In Short : A report indicates that Indian corporates are slow in transitioning to renewable energy. Despite the growing emphasis on sustainability, many companies have not yet fully committed to adopting green energy solutions, lagging behind in integrating renewable energy into their operations.
In Detail : There is a massive gap between companies’ renewable energy commitments and actions, showing that only around 5% of the annual electricity consumption of the assessed companies is sourced from renewable, think tank Climate Risk Horizons says
India’s leading companies across cement, steel, aluminium, textiles, and fertilisers are dragging their feet on meeting their renewable energy and decarbonisation goals, according to a report by the think tank Climate Risk Horizons (CRH) released Tuesday.
Large electricity consumers are bound to meet 30% of their overall electricity consumption from renewable sources, but on average only 5% of electricity consumed by the analysed companies is met from renewable electricity, it found.
For the report, titled Slow to Switch, CRH scrutinised 33 companies across seven industries, five of which are large energy consumers. The report uses publicly available data collected from companies’ annual and sustainability reports to assess their decarbonisation efforts as of FY 2023.
The analysis reveals a massive gap between companies’ renewable energy commitments and actions, showing that only around 5% of the annual electricity consumption of the assessed companies is sourced from renewables (solar and wind).
All but one of the companies analysed (ArcelorMittal/Nippon Steel) have reported their energy consumption from various sources. Several have made ambitious commitments as members of global renewable energy alliances, however, almost none are actually on track to achieve their goals, said the analysis.
“India Inc needs to step up and start investing for an energy secure future. The country’s RE and decarbonisation targets will not be met without active support from large corporate players.
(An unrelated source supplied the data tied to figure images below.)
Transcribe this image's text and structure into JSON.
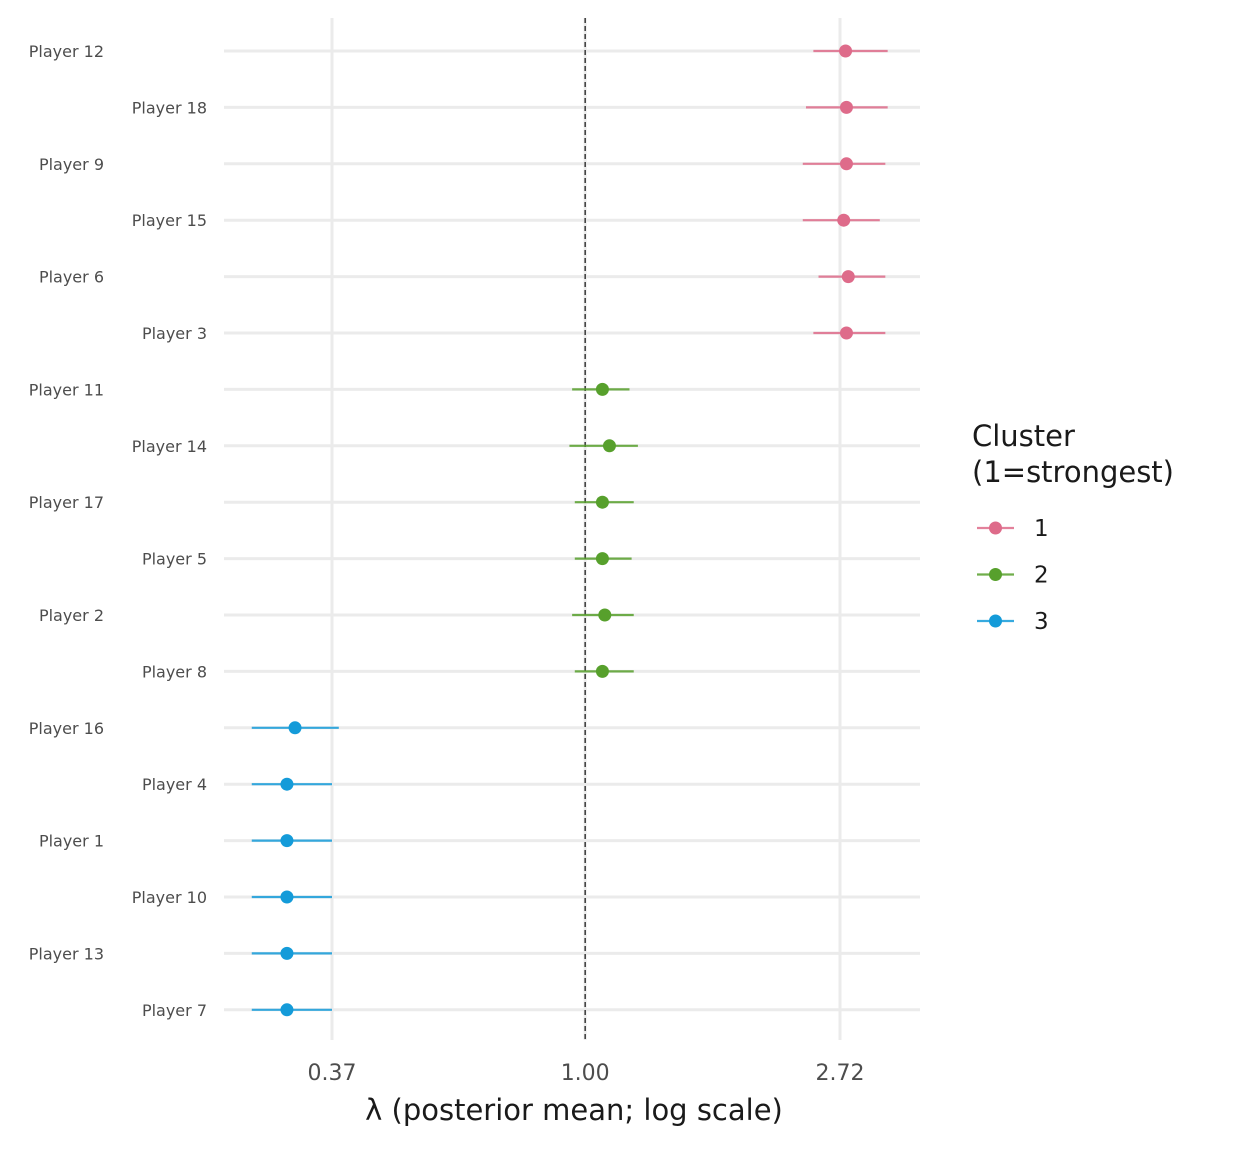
{
  "chart_data": {
    "type": "scatter",
    "subtype": "point-range (dot and interval) plot",
    "xlabel": "λ  (posterior mean; log scale)",
    "x_scale": "log",
    "x_ticks": [
      0.37,
      1.0,
      2.72
    ],
    "x_tick_labels": [
      "0.37",
      "1.00",
      "2.72"
    ],
    "xlim": [
      0.24,
      3.7
    ],
    "reference_line": {
      "x": 1.0,
      "style": "dashed"
    },
    "grid": true,
    "legend": {
      "title_lines": [
        "Cluster",
        "(1=strongest)"
      ],
      "position": "right",
      "entries": [
        {
          "label": "1",
          "color": "#DE6B8A"
        },
        {
          "label": "2",
          "color": "#57A02C"
        },
        {
          "label": "3",
          "color": "#149BD9"
        }
      ]
    },
    "rows": [
      {
        "player": "Player 12",
        "cluster": 1,
        "mean": 2.78,
        "lo": 2.45,
        "hi": 3.28
      },
      {
        "player": "Player 18",
        "cluster": 1,
        "mean": 2.79,
        "lo": 2.38,
        "hi": 3.28
      },
      {
        "player": "Player 9",
        "cluster": 1,
        "mean": 2.79,
        "lo": 2.35,
        "hi": 3.25
      },
      {
        "player": "Player 15",
        "cluster": 1,
        "mean": 2.76,
        "lo": 2.35,
        "hi": 3.18
      },
      {
        "player": "Player 6",
        "cluster": 1,
        "mean": 2.81,
        "lo": 2.5,
        "hi": 3.25
      },
      {
        "player": "Player 3",
        "cluster": 1,
        "mean": 2.79,
        "lo": 2.45,
        "hi": 3.25
      },
      {
        "player": "Player 11",
        "cluster": 2,
        "mean": 1.07,
        "lo": 0.95,
        "hi": 1.19
      },
      {
        "player": "Player 14",
        "cluster": 2,
        "mean": 1.1,
        "lo": 0.94,
        "hi": 1.23
      },
      {
        "player": "Player 17",
        "cluster": 2,
        "mean": 1.07,
        "lo": 0.96,
        "hi": 1.21
      },
      {
        "player": "Player 5",
        "cluster": 2,
        "mean": 1.07,
        "lo": 0.96,
        "hi": 1.2
      },
      {
        "player": "Player 2",
        "cluster": 2,
        "mean": 1.08,
        "lo": 0.95,
        "hi": 1.21
      },
      {
        "player": "Player 8",
        "cluster": 2,
        "mean": 1.07,
        "lo": 0.96,
        "hi": 1.21
      },
      {
        "player": "Player 16",
        "cluster": 3,
        "mean": 0.32,
        "lo": 0.27,
        "hi": 0.38
      },
      {
        "player": "Player 4",
        "cluster": 3,
        "mean": 0.31,
        "lo": 0.27,
        "hi": 0.37
      },
      {
        "player": "Player 1",
        "cluster": 3,
        "mean": 0.31,
        "lo": 0.27,
        "hi": 0.37
      },
      {
        "player": "Player 10",
        "cluster": 3,
        "mean": 0.31,
        "lo": 0.27,
        "hi": 0.37
      },
      {
        "player": "Player 13",
        "cluster": 3,
        "mean": 0.31,
        "lo": 0.27,
        "hi": 0.37
      },
      {
        "player": "Player 7",
        "cluster": 3,
        "mean": 0.31,
        "lo": 0.27,
        "hi": 0.37
      }
    ]
  }
}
With green energy open access regulations now in place, companies should be signing Power Purchase Agreements to ensure that 100% of their electricity comes from renewable energy by 2030,” said Ashish Fernandes, CEO of CRH and co-author of the report.
It cites that steel companies such as JSW, Jindal, Tata Steel and ArcelorMittal/Nippon Steel are currently meeting a tiny fraction (less than 0.05% on average) of their energy from renewable sources.
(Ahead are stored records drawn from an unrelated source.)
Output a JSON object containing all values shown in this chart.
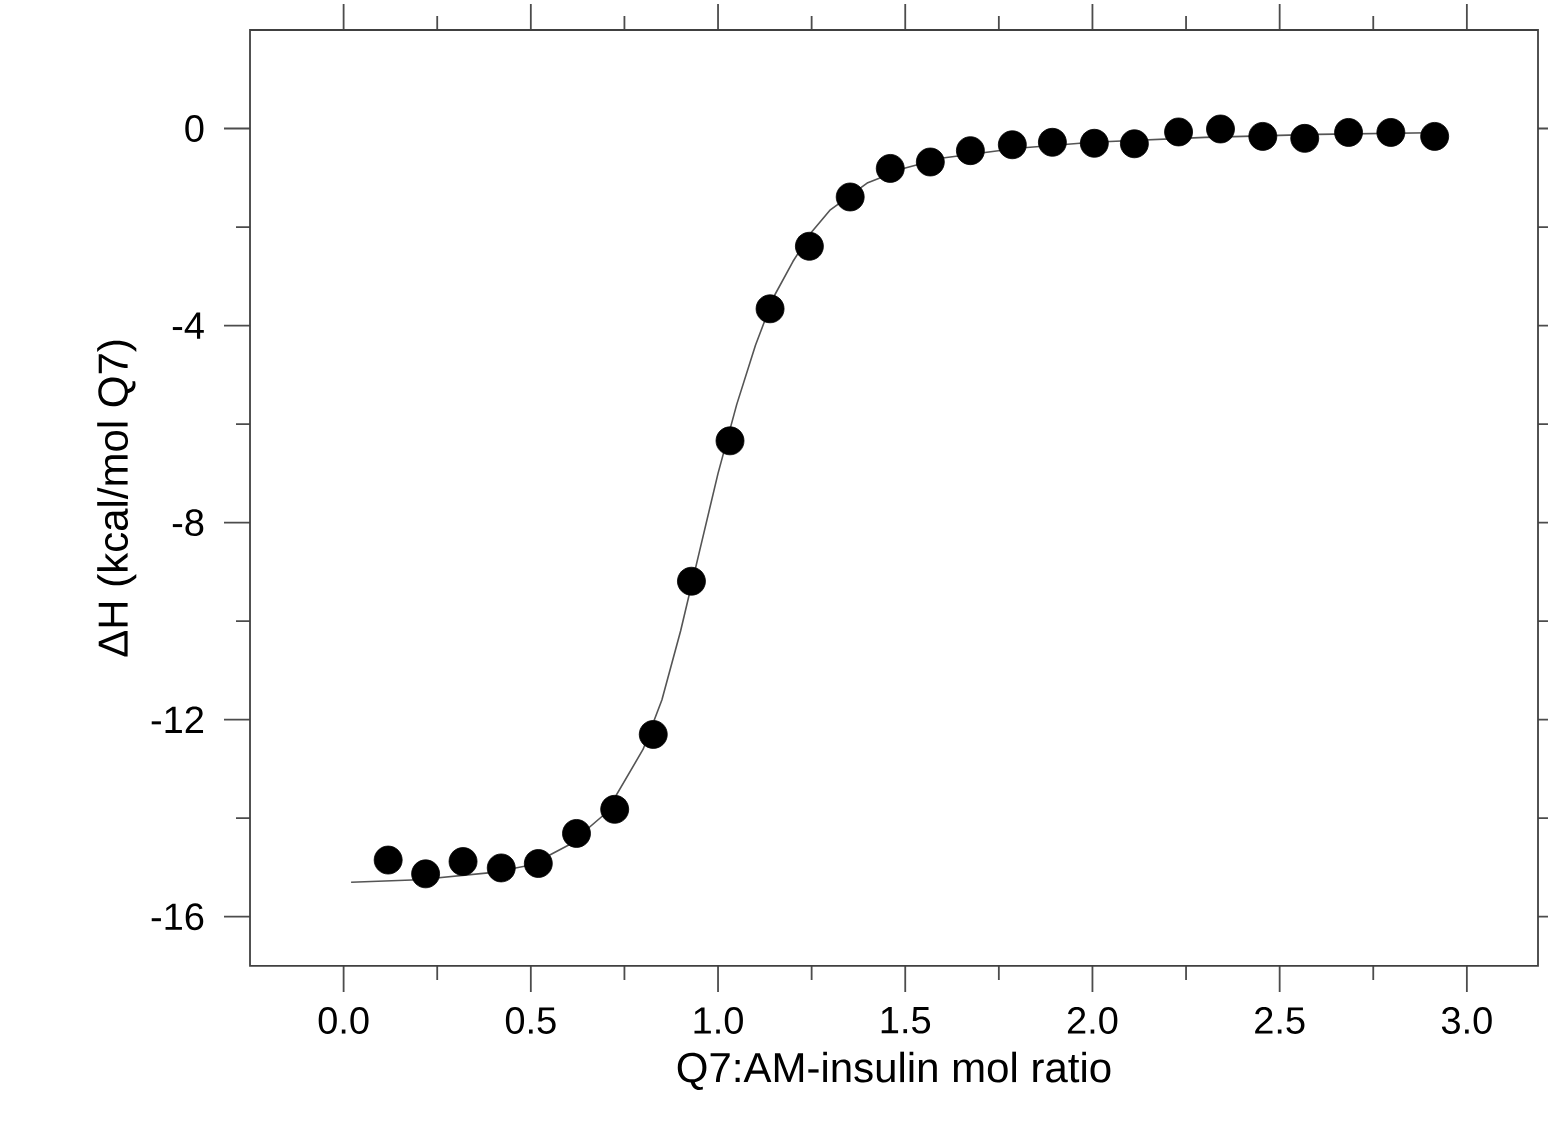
{
  "chart_data": {
    "type": "scatter",
    "xlabel": "Q7:AM-insulin mol ratio",
    "ylabel": "ΔH (kcal/mol Q7)",
    "xlim": [
      -0.25,
      3.19
    ],
    "ylim": [
      -17,
      2
    ],
    "xticks": [
      {
        "value": 0,
        "label": "0.0"
      },
      0.5,
      {
        "value": 1,
        "label": "1.0"
      },
      1.5,
      {
        "value": 2,
        "label": "2.0"
      },
      2.5,
      {
        "value": 3,
        "label": "3.0"
      }
    ],
    "yticks": [
      -16,
      -12,
      -8,
      -4,
      0
    ],
    "series": [
      {
        "marker": "circle",
        "color": "#000000",
        "x": [
          0.119,
          0.219,
          0.319,
          0.421,
          0.52,
          0.622,
          0.724,
          0.827,
          0.929,
          1.032,
          1.139,
          1.244,
          1.353,
          1.46,
          1.567,
          1.674,
          1.786,
          1.893,
          2.005,
          2.112,
          2.23,
          2.342,
          2.455,
          2.567,
          2.684,
          2.797,
          2.914
        ],
        "values": [
          -14.85,
          -15.13,
          -14.88,
          -15.01,
          -14.92,
          -14.31,
          -13.82,
          -12.3,
          -9.19,
          -6.34,
          -3.66,
          -2.39,
          -1.39,
          -0.81,
          -0.68,
          -0.45,
          -0.33,
          -0.28,
          -0.3,
          -0.31,
          -0.07,
          -0.01,
          -0.16,
          -0.2,
          -0.08,
          -0.08,
          -0.16
        ]
      },
      {
        "type": "line",
        "marker": "none",
        "line_style": "solid",
        "color": "#555555",
        "x": [
          0.02,
          0.2,
          0.4,
          0.5,
          0.6,
          0.7,
          0.8,
          0.85,
          0.9,
          0.95,
          1.0,
          1.05,
          1.1,
          1.15,
          1.2,
          1.25,
          1.3,
          1.4,
          1.5,
          1.6,
          1.8,
          2.0,
          2.3,
          2.6,
          2.95
        ],
        "values": [
          -15.3,
          -15.25,
          -15.1,
          -14.95,
          -14.55,
          -13.9,
          -12.6,
          -11.6,
          -10.2,
          -8.6,
          -7.0,
          -5.6,
          -4.4,
          -3.4,
          -2.7,
          -2.1,
          -1.65,
          -1.1,
          -0.8,
          -0.6,
          -0.4,
          -0.28,
          -0.18,
          -0.12,
          -0.08
        ]
      }
    ]
  }
}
Textile companies such as Trident, Welspun, Arvind and Shahi have set targets in line with the Paris Agreement, but, on average, less than 3% of their energy consumption comes from renewable electricity.
Cement companies including majors such as Ultratech, ACC and Ambuja have all set targets to reduce emissions in line with the Paris Agreement, yet the share of renewable energy in their overall energy consumption was only 2.5%.
In the FMCG sector, Godrej, ITC and Britannia stand out for their low RE utilisation, in contrast to Nestle and Hindustan Unilever, which fare the best in terms of translating renewable energy commitments into actions.
While the information technology industry emerges as the overall top performer, the fertiliser industry lags behind with the poorest score.
“Shifting to renewable energy is essential for energy security at the company level and for the Indian economy as a whole. While a few large companies have started to take steps in this direction, a lot more needs to be done, and a lot quicker, if India is to meet its decarbonisation targets,” said Vishnu Teja, lead author of the report.
The report highlights the significant potential of the heavy industry sector to drive decarbonisation in the Indian electricity system. The companies analysed have an annual electricity consumption of over 169 BU (Billion Units), which is more than double the electricity consumption of a state like Andhra Pradesh or West Bengal.